A Blow to Pinstripe Aspirations: Wall Street Layoffs

This piece in today’s NYT’s Dealbook has generated a flurry of comments. It’s about young people losing their jobs from investment banks and other financial firms. Read the entire piece here and then judge for yourself…

The money quote:

Sam Meek, 27, who was laid off in September when his Connecticut hedge fund decided to downsize, used to spend $500 on charity dinners and lavish golf outings. Now, it’s home-cooked meals and beer on the sofa. Recently, Mr. Meek and his roommate, another unemployed banker who spoke on the condition of anonymity because he did not want to jeopardize his job search, sat together in the kitchen filing for unemployment and drinking a bottle of Champagne.

“I’m scraping by right now,” he said.

Scraping by, huh? Needless to say, the majority of the 300+ comments have been pejorative; many have been deleted for abusive language and/or content.

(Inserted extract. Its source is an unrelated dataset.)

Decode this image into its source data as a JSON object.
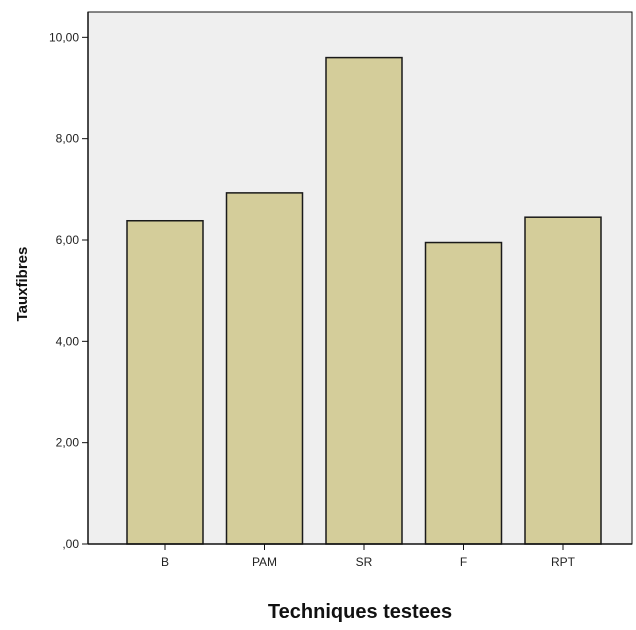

And this was a good quote about the sentiment of elite/prestigious jobs:

The mood has darkened so much that even the young Wall Street workers who still have prestigious jobs are considering letting go of the brass ring.

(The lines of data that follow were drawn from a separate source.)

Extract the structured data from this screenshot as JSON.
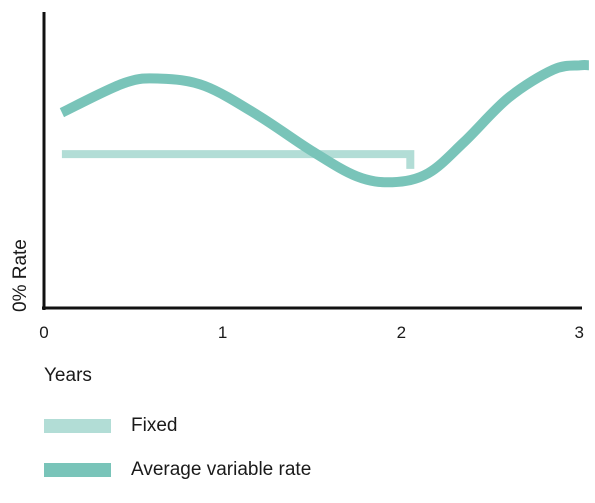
{
  "chart_data": {
    "type": "line",
    "xlabel": "Years",
    "ylabel": "0% Rate",
    "xlim": [
      0,
      3
    ],
    "ylim": [
      0,
      10
    ],
    "x_ticks": [
      "0",
      "1",
      "2",
      "3"
    ],
    "grid": false,
    "legend_position": "bottom-left",
    "series": [
      {
        "name": "Fixed",
        "color": "#b2ddd6",
        "points": [
          [
            0.1,
            5.2
          ],
          [
            2.05,
            5.2
          ],
          [
            2.05,
            4.7
          ]
        ]
      },
      {
        "name": "Average variable rate",
        "color": "#79c4b9",
        "points": [
          [
            0.1,
            6.6
          ],
          [
            0.45,
            7.6
          ],
          [
            0.65,
            7.75
          ],
          [
            0.9,
            7.5
          ],
          [
            1.2,
            6.5
          ],
          [
            1.5,
            5.3
          ],
          [
            1.75,
            4.45
          ],
          [
            1.95,
            4.25
          ],
          [
            2.15,
            4.55
          ],
          [
            2.35,
            5.6
          ],
          [
            2.6,
            7.1
          ],
          [
            2.85,
            8.05
          ],
          [
            3.0,
            8.2
          ],
          [
            3.05,
            8.2
          ]
        ]
      }
    ]
  }
}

“It’s lost its luster,” said a former Goldman analyst who left the financial sector this year. The former analyst, who spoke on the condition of anonymity because he signed a confidentiality agreement with the firm, said that in addition to losing some of the monetary benefits of their jobs, his friends who remained in finance were suffering from peer envy. “The new status jobs aren’t at Goldman Sachs. They’re at Google, Apple, and Facebook.”

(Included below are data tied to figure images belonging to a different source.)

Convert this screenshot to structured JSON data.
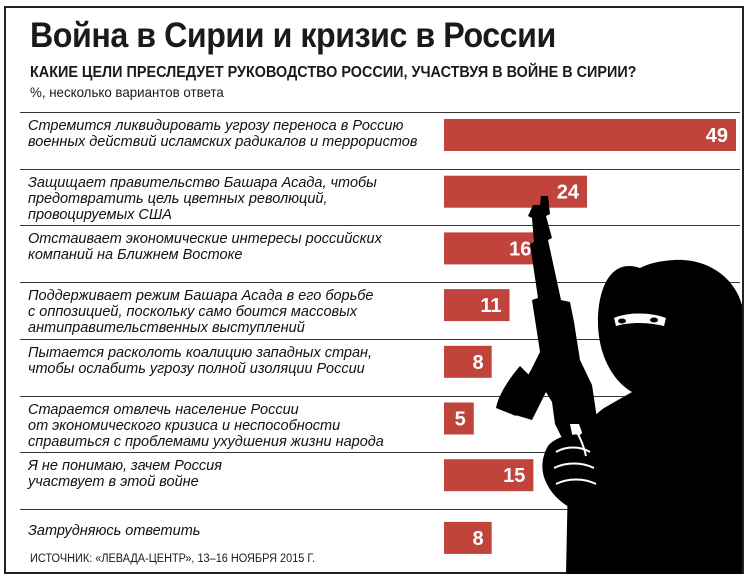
{
  "title": "Война в Сирии и кризис в России",
  "subtitle": "КАКИЕ ЦЕЛИ ПРЕСЛЕДУЕТ РУКОВОДСТВО РОССИИ, УЧАСТВУЯ В ВОЙНЕ В СИРИИ?",
  "note": "%, несколько вариантов ответа",
  "source": "ИСТОЧНИК: «ЛЕВАДА-ЦЕНТР», 13–16 НОЯБРЯ 2015 Г.",
  "colors": {
    "bar": "#c0443c",
    "bar_edge": "#8e2a23",
    "text": "#1a1a1a",
    "silhouette": "#000000"
  },
  "illustration": "masked-gunman-silhouette-with-rifle",
  "chart_data": {
    "type": "bar",
    "orientation": "horizontal",
    "title": "КАКИЕ ЦЕЛИ ПРЕСЛЕДУЕТ РУКОВОДСТВО РОССИИ, УЧАСТВУЯ В ВОЙНЕ В СИРИИ?",
    "unit": "%",
    "categories": [
      [
        "Стремится ликвидировать угрозу переноса в Россию",
        "военных действий исламских радикалов и террористов"
      ],
      [
        "Защищает  правительство Башара Асада, чтобы",
        "предотвратить цель цветных революций,",
        "провоцируемых США"
      ],
      [
        "Отстаивает экономические интересы российских",
        "компаний на Ближнем Востоке"
      ],
      [
        "Поддерживает режим Башара Асада в его борьбе",
        "с оппозицией, поскольку само боится массовых",
        "антиправительственных выступлений"
      ],
      [
        "Пытается расколоть коалицию западных стран,",
        "чтобы ослабить угрозу полной изоляции России"
      ],
      [
        "Старается отвлечь население России",
        "от экономического кризиса и неспособности",
        "справиться с проблемами ухудшения жизни народа"
      ],
      [
        "Я не понимаю, зачем Россия",
        "участвует в этой войне"
      ],
      [
        "Затрудняюсь ответить"
      ]
    ],
    "values": [
      49,
      24,
      16,
      11,
      8,
      5,
      15,
      8
    ],
    "value_labels": [
      "49",
      "24",
      "16",
      "11",
      "8",
      "5",
      "15",
      "8"
    ],
    "grid": false,
    "legend": "none"
  }
}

A brief collection of comments was posted in another post here. I will agree with the nuanced comment by Timothy C. from Queens:

“Let’s not be too harsh here. I work in the financial industry, and in my own company, about half the workers (myself included) are in the back office, where salaries are generally in the middle-class range. Cuts in the financial industry tend to hit support staff much harder than the headline-grabbing six-figure earners in the front office. Many of my friends who have been laid off were making $40 or $50K a year. Not bad, of course, but nowhere near the stereotype of the financial industry worker.”

What are your thoughts on these young unemployed? Do you have any sympathy for them?